Saturday, 3 October 2009

Ending the Search for Happiness


Today is the start of a new eight-week happiness course, called Be Happy. Over the next two months, a group of approximately fifty people will gather in Central London to participate in a journey that will explore one of life’s most cherished and elusive goals - happiness. This year, one of the major themes we will investigate is, giving up the search for happiness.


I wonder, has it ever occurred to you that the search for happiness can be a major block to happiness? In the beginning, the search for happiness seems honest enough. However, I would ask you, how long do you really need to search for? One week? One month? One more year? One more workshop? My first spiritual mentor, an Indian yogi and philosopher, insisted that the search for happiness can be over in the blink of an eye, if, that is, you accept you are what we seek.


How exactly might the search for happiness be a block to happiness? Here are five insights for you to consider.


1. Outside You: The search for happiness arises from the erroneous belief that happiness is outside you. This displacement takes happiness away from its proper place, just as the search for happiness also takes you away from yourself. Happiness is not outside you. Until you accept that happiness is your true nature you will keep searching for happiness in all the wrong places.

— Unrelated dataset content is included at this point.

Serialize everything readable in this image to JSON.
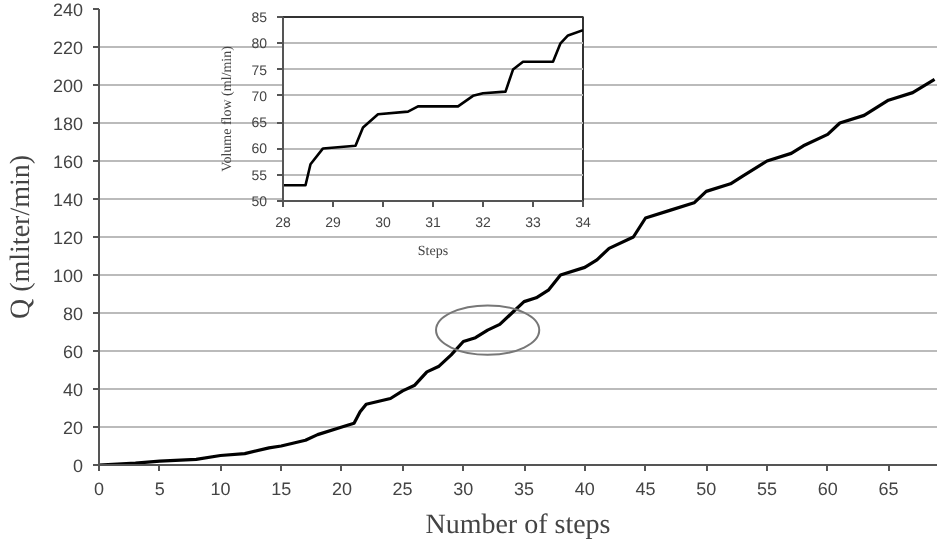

2. Not Here: The search for happiness conditions you to think that happiness is somewhere else other than where you are right now. Mistakenly, you believe that happiness is a destination, and a place to get to. This causes you to race through your life so as to get to happiness. In an effort to get to some sacred place you overlook the beautiful ordinary, and you fail to see what is here already. Your searching is a form of blindness.


3. Not Now: The search for happiness implies that happiness is in the future, and not now. Mistakenly, you put all of your efforts into a happy future that is apparently on its way. Meanwhile, you live in the not-now. You use all of your “nows” as stepping stones to get you to the next moment, and the next. You have no time to be happy, right now. You hope to be happy soon, but your future ends up being the same as what you are doing now.


4. To Objectify: If you believe that happiness is outside of you, you can’t help but objectify happiness. This means you end up defining happiness as an “it” or a “thing” that exists in other places and in other people. This objectification encourages you to go shopping for happiness. Instead of being happy, you try to have happiness by attracting it, catching it, buying it, and keeping it. True happiness is not another coffee machine!


5. To Find: The search for happiness can be never-ending because searching is not the same as finding. At some point on your life-journey, you have to be willing to stop being a searcher, and be a finder. For example, instead of searching for love, find out how loving you can be. And, instead of searching for your purpose, choose one. And, instead of seeking after happiness, find within yourself a willingness and openness to be happy now, and to share your happiness with the world.


Ironically, it’s only when you give up the search for happiness that you actually find happiness. So, just for today, try this simple experiment. Make it your intention to find happiness today. Stop and recognize your true nature. Appreciate where you are right here. Enjoy this moment right now. Choose to be instead of to have. And be willing to see that happiness cannot be found in the world until you are willing to share it first.